Landini alla guida della Cgil, una speranza per i lavoratori

A centododici anni di vita, portati decentemente nonostante gli acciacchi, la Cgil sta giocando una delle sue partite più importanti: è iniziato il percorso congressuale che si concluderà a fine gennaio con la definizione della linea sindacale e l’elezione dei gruppi dirigenti. Più di 5 milioni di iscritti, oltre la metà pensionati dello Spi. È l’organizzazione di massa più grande in Italia, l’ultima sponda sociale a fronte dell’esercito allo sbando della sinistra politica. La vittoria elettorale e la crescita di consenso delle forze populiste, insieme alla crisi verticale del Pd e all’incapacità della sinistra di costruire unità e fare massa critica, mettono la Cgil di fronte a una nuova sfida: il rafforzamento della sua autonomia dai padroni, dai governi ma soprattutto, visti alcuni precedenti non proprio fulgidi, dai partiti di sinistra o sedicenti tali. Dovrebbe valere per il futuro quel pezzo di biografia di Maurizio Landini che racconta di come, al suo primo impiego come saldatore in una fabbrica cooperativa, organizzò uno sciopero per protestare contro le condizioni di lavoro, svolto all’aperto e al freddo. Il presidente della coop lo ammonì: “Ma lo sai che io e te abbiamo la stessa tessera (del Pci, ndr)”? “La tessera sarà la stessa ma io ho freddo ugualmente”. Operaio, delegato Fiom e su su, fino a diventare segretario generale dei meccanici, da un anno nella segreteria nazionale confederale e, da dieci giorni, candidato da Susanna Camusso a prendere il suo posto al vertice della Cgil.

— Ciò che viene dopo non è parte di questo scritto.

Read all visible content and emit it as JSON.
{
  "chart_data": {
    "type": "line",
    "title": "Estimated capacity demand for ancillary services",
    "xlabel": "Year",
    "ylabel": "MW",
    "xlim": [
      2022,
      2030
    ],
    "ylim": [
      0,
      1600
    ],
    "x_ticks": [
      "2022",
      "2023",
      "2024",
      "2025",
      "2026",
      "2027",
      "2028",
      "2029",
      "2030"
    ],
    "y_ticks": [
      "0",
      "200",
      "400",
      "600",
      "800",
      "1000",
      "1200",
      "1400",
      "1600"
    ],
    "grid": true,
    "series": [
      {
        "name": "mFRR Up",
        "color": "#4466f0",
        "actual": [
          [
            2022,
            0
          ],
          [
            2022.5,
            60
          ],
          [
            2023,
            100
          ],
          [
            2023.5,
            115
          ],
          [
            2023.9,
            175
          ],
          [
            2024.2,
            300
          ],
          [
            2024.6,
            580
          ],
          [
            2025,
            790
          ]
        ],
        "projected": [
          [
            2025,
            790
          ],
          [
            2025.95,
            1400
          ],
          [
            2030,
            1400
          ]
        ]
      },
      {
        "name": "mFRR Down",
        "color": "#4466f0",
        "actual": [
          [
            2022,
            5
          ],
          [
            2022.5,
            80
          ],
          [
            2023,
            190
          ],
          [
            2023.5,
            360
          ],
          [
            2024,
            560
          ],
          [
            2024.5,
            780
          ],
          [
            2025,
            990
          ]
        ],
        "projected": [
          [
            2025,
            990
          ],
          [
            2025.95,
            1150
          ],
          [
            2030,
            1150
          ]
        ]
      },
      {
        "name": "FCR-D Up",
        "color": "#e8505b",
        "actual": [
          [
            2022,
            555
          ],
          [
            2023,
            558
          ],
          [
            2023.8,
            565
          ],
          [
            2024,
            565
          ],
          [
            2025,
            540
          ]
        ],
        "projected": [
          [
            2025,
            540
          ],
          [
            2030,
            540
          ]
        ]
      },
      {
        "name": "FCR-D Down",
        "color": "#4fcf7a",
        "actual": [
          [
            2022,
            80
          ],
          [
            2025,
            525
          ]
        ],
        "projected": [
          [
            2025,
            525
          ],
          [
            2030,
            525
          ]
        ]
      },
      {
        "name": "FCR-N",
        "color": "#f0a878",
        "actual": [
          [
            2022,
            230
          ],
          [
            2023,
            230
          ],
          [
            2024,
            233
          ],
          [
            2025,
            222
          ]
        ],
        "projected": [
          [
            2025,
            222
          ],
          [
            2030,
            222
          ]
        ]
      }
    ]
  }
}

Landini deve fare i conti con un contesto politico e sociale inedito. Le forze del centrosinistra hanno guidato in prima persona l’attacco ai diritti conquistati in decenni di battaglie, al Pd sono attribuiti dai lavoratori la cancellazione dell’art.18, il jobs act che aumenta la precarizzazione del lavoro e la sua frantumazione, la controriforma pensionistica Fornero, l’attacco alla Costituzione fermato dal referendum che ha rimandato a casa Matteo Renzi. Con l’approfondirsi del fossato che divide il Pd (ma anche le forze alla sua sinistra) dal mondo del lavoro, la Cgil rischia di perdere il suo ruolo di rappresentanza, tagliata fuori da tutte le nuove forme del lavoro. L’impegno a riunificare il lavoro e aprire la Cgil ai giovani e alle figure sociali più colpite dalla crisi, rinunciando alle forme di burocratico continuismo con un passato che non c’è più, segna una strada possibile. La candidatura di Landini – emblema della battaglia quasi solitaria della Fiom contro il diktat di Marchionne “o il lavoro o i diritti” – è sostenuta, oltre che dalla segretaria uscente, da 7 dei 9 membri della segreteria. All’opposizione si schiera il segretario del potentato dei pensionati che ha scelto come candidato l’emiliano Colla, per molti cinghia di trasmissione del Pd. Lo scontro sarà duro, con i pensionati arrivati a minacciare la disdetta del patto di solidarietà che vive dai tempi di Trentin, per cui lo Spi elegge la metà dei delegati al congresso rispetto a quelli a cui i numeri darebbero diritto. Come dire che il segretario generale della più importante forza dei lavoratori dev’essere deciso dai pensionati.


L’esito del congresso sarà fondamentale per il futuro della Cgil e potrebbe regalare una speranza all’insieme dei lavoratori e a chiunque avesse voglia di provare a cambiare lo stato di cose presente.